The danger here was ever present, with young Alan Stacey and Chris Bristow killed in separate accidents in 1960. By 1970, it was obvious that the speeds were getting too fast, so the track was discontinued, not returning again until 1983. This return saw the track distance nearly halved, with the removal of a section that was classed as really dangerous and thereafter it rewarded only the most talented.
Eau Rouge remained the most evocative corner, the scene of many accidents. Alex Zanardi escaped serious injury when he crashed his Lotus there in 1993, and in light of the tragic deaths at Imola, 1994 saw a new chicane added, but when run-offs were built in 1995, this corner thankfully came back into play.
Ayrton Senna won four consecutive races, from 1988 to 1991 and it was the scene of Michael Schumacher's very first victory in 1992. The next two years saw Damon Hill on the top step of the podium, while Schumacher took the next three consecutive wins.
Damon Hill won again in 1998, creating history in the process. In a rain drenched race that saw two starts due to chaos on the opening lap, Hill lead his team-mate home to claim the Jordan team's maiden victory that was twice as special with a one-two finish. Schumacher was clearly leading with Hill in a strong second until he came up to the McLaren of David Coulthard that was a lap down. With Coulthard backing off on the racing line, the two collided in the horrific conditions, forcing the Ferrari into retirement and Schumacher losing his cool as he attempted to confront Coulthard.
The sun shone brightly the following year allowing Coulthard to take the win. This was one of the events Schumacher was forced to miss due to injuries sustained at the British Grand Prix, however, in 2000 he was forced to settle for third place while Mika Hakkinen took the honours and the younger Schumacher, Ralf took second.
Schumacher took another win on the beautiful Belgian track in 2001. The race was red flagged after Luciano Burti suffered a massive accident after contact with Eddie Irvine. Schumacher is the winner once again in 2002, this time in front of his team-mate Rubens Barrichello in second place.
Politics intervened in 2003 meaning there was no Belgian Grand Prix but thankfully the famous venue was back on for 2004 with Raikkonen taking a commanding win for McLaren. Starting back in tenth position on the grid thanks to changeable weather conditions in qualifying, the Finn soon worked his way to the front and held on to beat Michael Schumacher and Rubens Barrichello by three and four seconds respectively. For Schumacher, second place was enough as he secured his record breaking seventh World Championship with the result.
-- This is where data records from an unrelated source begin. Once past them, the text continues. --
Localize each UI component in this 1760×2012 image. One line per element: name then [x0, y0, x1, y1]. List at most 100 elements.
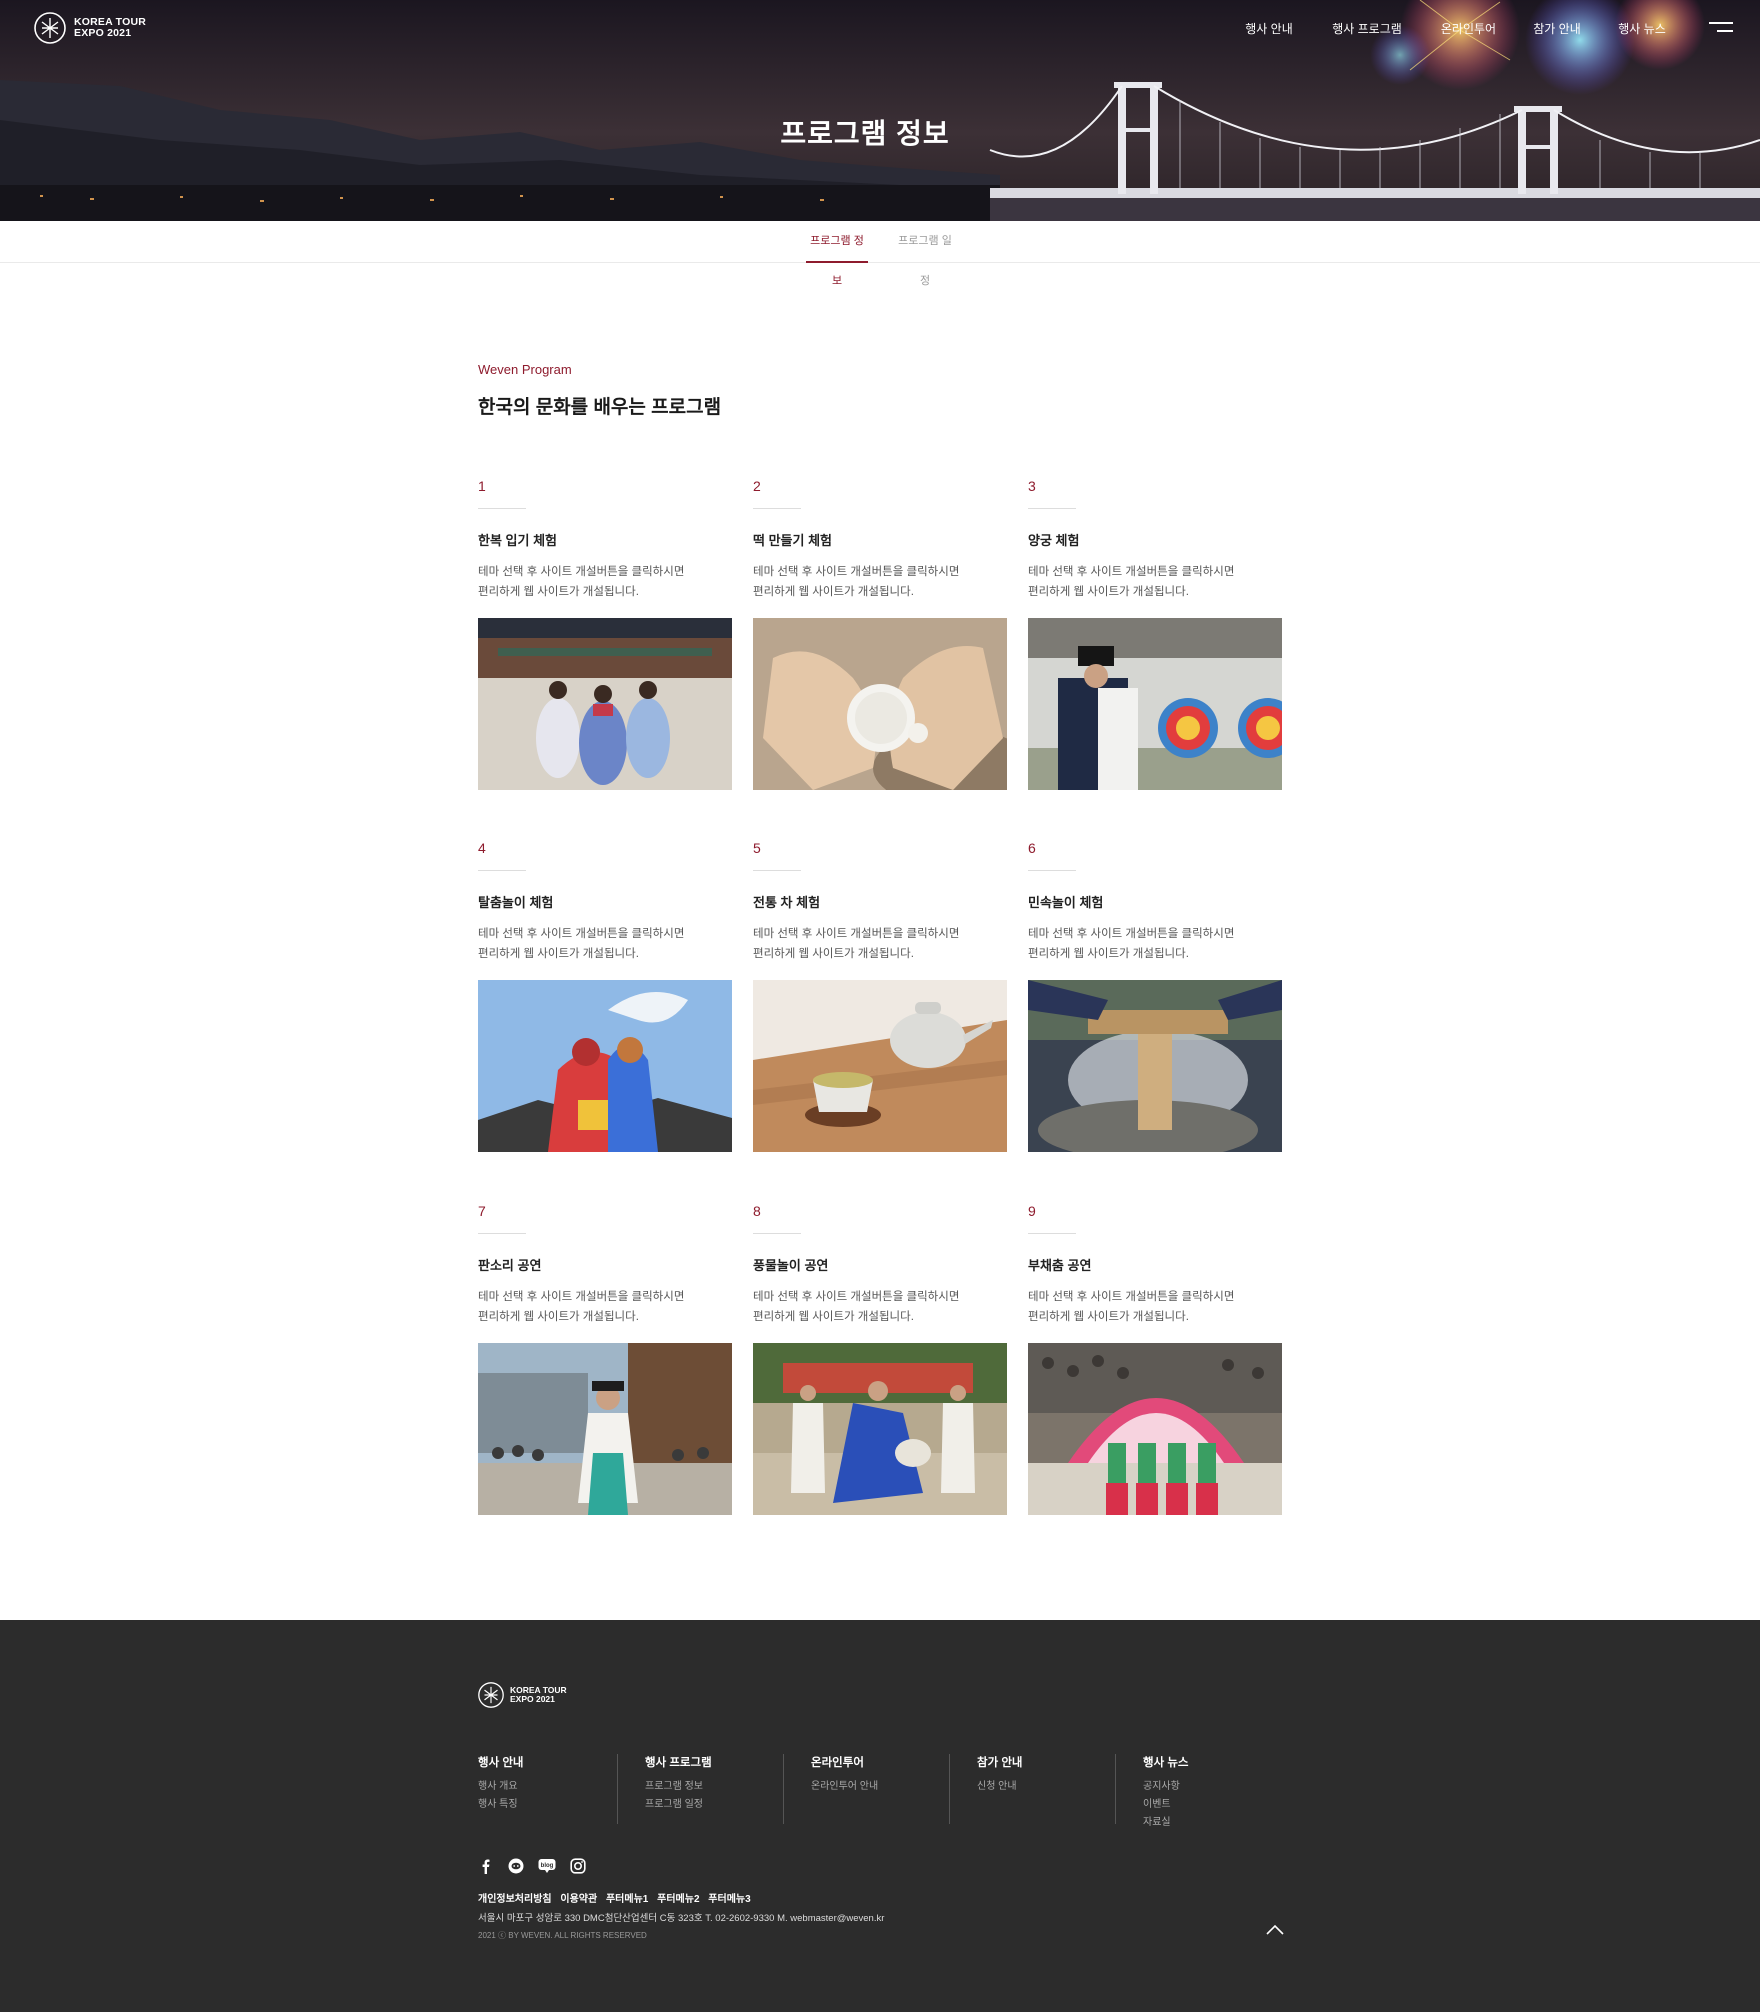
terms-link[interactable]: 이용약관 [560, 1894, 597, 1905]
program-number: 1 [478, 478, 486, 494]
program-number: 2 [753, 478, 761, 494]
nav-item-event-info[interactable]: 행사 안내 [1245, 20, 1293, 37]
section-title: 한국의 문화를 배우는 프로그램 [478, 397, 722, 418]
program-desc-line1: 테마 선택 후 사이트 개설버튼을 클릭하시면 [478, 928, 685, 940]
program-photo-rice-cake [753, 618, 1007, 790]
program-desc-line1: 테마 선택 후 사이트 개설버튼을 클릭하시면 [1028, 566, 1235, 578]
program-number: 4 [478, 840, 486, 856]
site-logo[interactable]: KOREA TOUR EXPO 2021 [34, 12, 146, 44]
footer-heading[interactable]: 참가 안내 [977, 1754, 1023, 1770]
divider [478, 870, 526, 871]
program-desc-line1: 테마 선택 후 사이트 개설버튼을 클릭하시면 [753, 928, 960, 940]
program-title: 한복 입기 체험 [478, 533, 557, 548]
footer-heading[interactable]: 온라인투어 [811, 1754, 878, 1770]
blog-icon[interactable]: blog [538, 1858, 556, 1874]
program-title: 판소리 공연 [478, 1258, 542, 1273]
program-number: 6 [1028, 840, 1036, 856]
program-desc-line1: 테마 선택 후 사이트 개설버튼을 클릭하시면 [1028, 1291, 1235, 1303]
footer-link[interactable]: 프로그램 일정 [645, 1796, 712, 1814]
program-description: 테마 선택 후 사이트 개설버튼을 클릭하시면 편리하게 웹 사이트가 개설됩니… [478, 562, 684, 602]
footer-divider [949, 1754, 950, 1824]
page-title: 프로그램 정보 [780, 118, 950, 149]
program-description: 테마 선택 후 사이트 개설버튼을 클릭하시면 편리하게 웹 사이트가 개설됩니… [1028, 1287, 1234, 1327]
program-desc-line1: 테마 선택 후 사이트 개설버튼을 클릭하시면 [478, 1291, 685, 1303]
facebook-icon[interactable] [478, 1858, 494, 1874]
divider [478, 1233, 526, 1234]
program-number: 3 [1028, 478, 1036, 494]
divider [1028, 1233, 1076, 1234]
program-desc-line2: 편리하게 웹 사이트가 개설됩니다. [1028, 586, 1189, 598]
site-footer: KOREA TOUR EXPO 2021 행사 안내 행사 개요 행사 특징 행… [0, 1620, 1760, 2012]
sub-tabs: 프로그램 정보 프로그램 일정 [0, 221, 1760, 287]
footer-menu-3-link[interactable]: 푸터메뉴3 [708, 1894, 750, 1905]
program-description: 테마 선택 후 사이트 개설버튼을 클릭하시면 편리하게 웹 사이트가 개설됩니… [478, 1287, 684, 1327]
footer-column-participation: 참가 안내 신청 안내 [977, 1754, 1023, 1824]
program-photo-folk-game [1028, 980, 1282, 1152]
instagram-icon[interactable] [570, 1858, 586, 1874]
program-title: 민속놀이 체험 [1028, 895, 1104, 910]
copyright: 2021 ⓒ BY WEVEN. ALL RIGHTS RESERVED [478, 1931, 647, 1940]
kakao-icon[interactable] [508, 1858, 524, 1874]
footer-column-event-info: 행사 안내 행사 개요 행사 특징 [478, 1754, 524, 1824]
footer-policy-links: 개인정보처리방침 이용약관 푸터메뉴1 푸터메뉴2 푸터메뉴3 [478, 1890, 757, 1905]
program-number: 7 [478, 1203, 486, 1219]
divider [1028, 508, 1076, 509]
footer-menu-2-link[interactable]: 푸터메뉴2 [657, 1894, 699, 1905]
logo-emblem-icon [34, 12, 66, 44]
tab-program-schedule[interactable]: 프로그램 일정 [894, 221, 956, 287]
divider [478, 508, 526, 509]
program-title: 전통 차 체험 [753, 895, 821, 910]
nav-item-news[interactable]: 행사 뉴스 [1618, 20, 1666, 37]
hero-header: KOREA TOUR EXPO 2021 행사 안내 행사 프로그램 온라인투어… [0, 0, 1760, 221]
program-title: 풍물놀이 공연 [753, 1258, 829, 1273]
program-title: 떡 만들기 체험 [753, 533, 832, 548]
main-nav: 행사 안내 행사 프로그램 온라인투어 참가 안내 행사 뉴스 [1245, 20, 1666, 37]
footer-menu-1-link[interactable]: 푸터메뉴1 [606, 1894, 648, 1905]
footer-link[interactable]: 신청 안내 [977, 1778, 1023, 1796]
footer-column-online-tour: 온라인투어 온라인투어 안내 [811, 1754, 878, 1824]
section-eyebrow: Weven Program [478, 362, 572, 377]
footer-heading[interactable]: 행사 안내 [478, 1754, 524, 1770]
footer-column-news: 행사 뉴스 공지사항 이벤트 자료실 [1143, 1754, 1189, 1828]
tab-program-info[interactable]: 프로그램 정보 [806, 221, 868, 287]
social-links: blog [478, 1858, 586, 1874]
program-photo-mask-dance [478, 980, 732, 1152]
program-desc-line1: 테마 선택 후 사이트 개설버튼을 클릭하시면 [478, 566, 685, 578]
footer-logo-line2: EXPO 2021 [510, 1694, 555, 1704]
program-photo-tea [753, 980, 1007, 1152]
footer-link[interactable]: 이벤트 [1143, 1796, 1189, 1814]
nav-item-online-tour[interactable]: 온라인투어 [1440, 20, 1497, 37]
footer-link[interactable]: 행사 개요 [478, 1778, 524, 1796]
company-address: 서울시 마포구 성암로 330 DMC첨단산업센터 C동 323호 T. 02-… [478, 1913, 885, 1924]
program-photo-pungmul [753, 1343, 1007, 1515]
program-title: 양궁 체험 [1028, 533, 1080, 548]
footer-link[interactable]: 공지사항 [1143, 1778, 1189, 1796]
program-desc-line2: 편리하게 웹 사이트가 개설됩니다. [1028, 948, 1189, 960]
program-photo-hanbok [478, 618, 732, 790]
privacy-policy-link[interactable]: 개인정보처리방침 [478, 1894, 552, 1905]
nav-item-event-program[interactable]: 행사 프로그램 [1332, 20, 1402, 37]
program-number: 5 [753, 840, 761, 856]
program-number: 8 [753, 1203, 761, 1219]
program-description: 테마 선택 후 사이트 개설버튼을 클릭하시면 편리하게 웹 사이트가 개설됩니… [753, 924, 959, 964]
program-desc-line2: 편리하게 웹 사이트가 개설됩니다. [753, 948, 914, 960]
footer-heading[interactable]: 행사 뉴스 [1143, 1754, 1189, 1770]
footer-heading[interactable]: 행사 프로그램 [645, 1754, 712, 1770]
program-desc-line2: 편리하게 웹 사이트가 개설됩니다. [753, 1311, 914, 1323]
program-description: 테마 선택 후 사이트 개설버튼을 클릭하시면 편리하게 웹 사이트가 개설됩니… [753, 1287, 959, 1327]
footer-link[interactable]: 자료실 [1143, 1814, 1189, 1832]
nav-item-participation[interactable]: 참가 안내 [1533, 20, 1581, 37]
footer-link[interactable]: 프로그램 정보 [645, 1778, 712, 1796]
program-title: 탈춤놀이 체험 [478, 895, 554, 910]
logo-emblem-icon [478, 1682, 504, 1708]
footer-logo[interactable]: KOREA TOUR EXPO 2021 [478, 1682, 567, 1708]
program-description: 테마 선택 후 사이트 개설버튼을 클릭하시면 편리하게 웹 사이트가 개설됩니… [1028, 562, 1234, 602]
hamburger-menu-icon[interactable] [1707, 22, 1733, 36]
footer-link[interactable]: 온라인투어 안내 [811, 1778, 878, 1796]
scroll-to-top-icon[interactable] [1265, 1923, 1285, 1937]
logo-text-line2: EXPO 2021 [74, 27, 132, 39]
program-desc-line2: 편리하게 웹 사이트가 개설됩니다. [478, 1311, 639, 1323]
program-desc-line2: 편리하게 웹 사이트가 개설됩니다. [478, 586, 639, 598]
program-desc-line2: 편리하게 웹 사이트가 개설됩니다. [1028, 1311, 1189, 1323]
footer-link[interactable]: 행사 특징 [478, 1796, 524, 1814]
Raikkonen won again in 2005 in changeable conditions with Fernando Alonso and Jenson Button taking second and third positions. Giancarlo Fisichella meanwhile found out that running dry setting on a damp circuit was not the best of ideas as he suffered a heavy crash at Eau Rouge.
The long-term future of this majestic circuit is far from certain heading into 2006 with investment needed to get the facility on a par with many other race circuits and the promoters suffering from financial problems. Formula One will lose more than the Belgian Grand Prix should Spa Francorchamps be consigned to the history books.